味彩通信
Vol.41-2004.7
ガムのつかいみち

 漫画「三丁目の夕日」をご存知だろうか?
 あの昭和三十年代の頃を想像しながら、私の「おはなし」を読んでいただきたい。

 当時、祖母の実家は気仙沼で手広く商売をしていた。経営していた映画館は娯楽の中心で港町の活気をいっそう盛り上げているようだった。

 東映の時代劇、日活の青春物、洋画、小学生の私にはまだまだ早いものばかりであったが、大人たちの目を盗んでは見たものだった。その近所に懇意にしていた食堂「伊勢浜」があった。
 生島ヒロシ氏の実家である。夏休み・冬休み、祖母の実家に泊まりに行くとよく一緒に遊んだ。野球、水泳は彼から教わった。

 小学3年の頃だったと思うがヒロシちゃんが小学校のプールに連れてってくれるという。「伊勢浜」に彼を誘いに行くと「ちょっとまって」と言って冷蔵庫を開けてなにやら取り出した。「みみせん」と言って見せてくれた物はかんだあとのガム。
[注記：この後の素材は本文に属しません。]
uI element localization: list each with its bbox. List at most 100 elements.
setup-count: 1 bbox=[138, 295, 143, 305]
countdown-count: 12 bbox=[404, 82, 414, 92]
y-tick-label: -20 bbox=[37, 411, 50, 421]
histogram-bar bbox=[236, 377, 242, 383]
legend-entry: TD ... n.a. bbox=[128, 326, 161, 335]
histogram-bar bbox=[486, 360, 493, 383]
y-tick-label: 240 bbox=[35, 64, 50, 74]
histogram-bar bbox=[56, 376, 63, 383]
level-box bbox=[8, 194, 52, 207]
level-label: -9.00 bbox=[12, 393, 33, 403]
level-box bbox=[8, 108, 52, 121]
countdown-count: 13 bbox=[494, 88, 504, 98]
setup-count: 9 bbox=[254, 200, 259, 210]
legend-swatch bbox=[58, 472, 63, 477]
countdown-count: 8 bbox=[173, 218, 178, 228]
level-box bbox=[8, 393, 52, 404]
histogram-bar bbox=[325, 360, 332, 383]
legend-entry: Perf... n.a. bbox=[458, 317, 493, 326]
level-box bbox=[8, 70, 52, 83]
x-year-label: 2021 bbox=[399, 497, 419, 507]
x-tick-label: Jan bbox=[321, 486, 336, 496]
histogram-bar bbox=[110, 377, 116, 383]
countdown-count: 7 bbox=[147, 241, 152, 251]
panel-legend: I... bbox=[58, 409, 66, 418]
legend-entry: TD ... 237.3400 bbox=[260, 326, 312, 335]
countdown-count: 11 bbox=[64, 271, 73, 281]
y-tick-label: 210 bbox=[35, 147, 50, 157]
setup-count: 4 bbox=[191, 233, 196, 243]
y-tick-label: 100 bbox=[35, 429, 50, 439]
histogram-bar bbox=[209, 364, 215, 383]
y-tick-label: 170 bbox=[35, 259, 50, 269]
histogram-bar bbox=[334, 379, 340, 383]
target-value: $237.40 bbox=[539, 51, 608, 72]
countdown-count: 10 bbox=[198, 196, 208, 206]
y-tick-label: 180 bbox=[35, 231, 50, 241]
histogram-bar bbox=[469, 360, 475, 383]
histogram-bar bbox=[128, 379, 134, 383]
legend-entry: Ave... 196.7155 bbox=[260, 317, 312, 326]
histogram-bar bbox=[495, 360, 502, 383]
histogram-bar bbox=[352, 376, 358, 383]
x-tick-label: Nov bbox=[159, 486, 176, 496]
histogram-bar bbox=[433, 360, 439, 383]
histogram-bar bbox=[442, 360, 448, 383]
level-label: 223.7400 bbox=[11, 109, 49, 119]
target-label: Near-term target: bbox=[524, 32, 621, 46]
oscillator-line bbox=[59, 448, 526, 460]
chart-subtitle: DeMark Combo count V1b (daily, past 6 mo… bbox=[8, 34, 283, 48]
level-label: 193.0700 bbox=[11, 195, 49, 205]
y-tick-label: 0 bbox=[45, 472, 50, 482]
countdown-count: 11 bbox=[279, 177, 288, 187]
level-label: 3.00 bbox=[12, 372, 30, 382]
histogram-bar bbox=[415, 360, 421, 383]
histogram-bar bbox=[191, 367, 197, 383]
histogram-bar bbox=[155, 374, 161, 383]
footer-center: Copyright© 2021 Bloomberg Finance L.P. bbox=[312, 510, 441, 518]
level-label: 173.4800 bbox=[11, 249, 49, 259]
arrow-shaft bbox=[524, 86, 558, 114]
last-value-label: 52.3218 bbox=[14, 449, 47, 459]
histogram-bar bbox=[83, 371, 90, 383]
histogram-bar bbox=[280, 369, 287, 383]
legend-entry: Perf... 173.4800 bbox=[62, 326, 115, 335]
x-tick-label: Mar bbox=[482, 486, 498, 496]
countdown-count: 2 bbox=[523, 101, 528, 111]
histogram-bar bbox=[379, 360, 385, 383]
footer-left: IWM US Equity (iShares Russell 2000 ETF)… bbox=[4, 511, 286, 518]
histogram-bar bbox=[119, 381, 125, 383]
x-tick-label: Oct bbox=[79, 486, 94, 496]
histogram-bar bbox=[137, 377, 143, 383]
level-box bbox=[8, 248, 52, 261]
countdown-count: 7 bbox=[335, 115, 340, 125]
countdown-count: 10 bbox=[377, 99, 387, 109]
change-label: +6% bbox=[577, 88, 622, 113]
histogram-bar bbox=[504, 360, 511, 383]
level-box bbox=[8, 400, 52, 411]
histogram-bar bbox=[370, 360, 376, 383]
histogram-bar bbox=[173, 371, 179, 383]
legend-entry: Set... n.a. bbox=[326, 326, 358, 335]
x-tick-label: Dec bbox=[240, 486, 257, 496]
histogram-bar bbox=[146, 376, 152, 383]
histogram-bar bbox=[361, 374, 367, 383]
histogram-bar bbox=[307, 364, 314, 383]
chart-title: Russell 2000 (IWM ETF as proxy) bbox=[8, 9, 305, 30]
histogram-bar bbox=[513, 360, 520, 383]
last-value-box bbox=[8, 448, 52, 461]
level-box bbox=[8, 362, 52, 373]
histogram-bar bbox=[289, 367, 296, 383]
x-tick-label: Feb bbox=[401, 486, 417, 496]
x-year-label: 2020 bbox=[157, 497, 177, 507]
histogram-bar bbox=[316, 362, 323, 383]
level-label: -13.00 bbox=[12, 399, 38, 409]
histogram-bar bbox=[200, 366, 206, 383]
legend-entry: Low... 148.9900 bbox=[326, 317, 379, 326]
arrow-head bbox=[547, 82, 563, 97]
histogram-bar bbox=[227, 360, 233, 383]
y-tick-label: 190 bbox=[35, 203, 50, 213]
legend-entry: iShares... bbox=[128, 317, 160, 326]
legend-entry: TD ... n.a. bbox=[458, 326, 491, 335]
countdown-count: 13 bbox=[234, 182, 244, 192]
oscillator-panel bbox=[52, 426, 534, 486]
冷蔵庫で冷やすと「耳栓」になるんだそうな。

 家庭には大きな冷蔵庫などない時代、食堂「伊勢浜」の大型冷蔵庫は私にとっては大いなるあこがれであった。
 その冷蔵庫からうやうやしく「ガムの耳栓」を取り出したヒロシちゃんの姿が今も「三丁目の夕日」の絵とダブって浮かんでくる。
 人をひきつける魅力のある少年だった。

 1860年代にアメリカで商品化されたガムは、日本では明治末頃に製造に成功、販売をはじめた。第二次世界大戦後、進駐軍の影響でアメリカ製のガムが流行、多くの日本メーカーもあらわれる。昭和30年代には新製品が次々と発売され昭和40年代にはキャラクターものが多く発売された。
 ちなみに、「マグマ大使ガム」「パーマンガム」「黄金バットガム」「ハレンチ学園ガム」など当時の人気TV番組を思い出させる。
 最近では「キシリトールガム」など、単なるお菓子ではなく健康補助食品とでもいえる製品が注目されている。

 ガムの効能は皆さんご承知のとおり虫歯予防・ガン予防・ボケ予防・ダイエット効果と良いことずくめである。特に私が注目するのは「かむ」と言うこと。ハンバーグなど「やわらか食品」が子供達のお好みになってからというもの、「アゴ」のほっそりとした若者が増えてきた。いや、もう若者をすぎて子供を育てる世代もである。「かむ」ことが脳の血流や唾液の分泌を促進して前出の効果につながるのは言うまでも無い。大リーグの映像にはガムを噛みながらバッターボックスに入る「リトル松井」が映しだされる。

 北欧のどこかの国の小学校では「歯磨きタイム」ならぬ「ガムタイム」がある、ということも聞いた。日本じゃ、できないだろうな当分。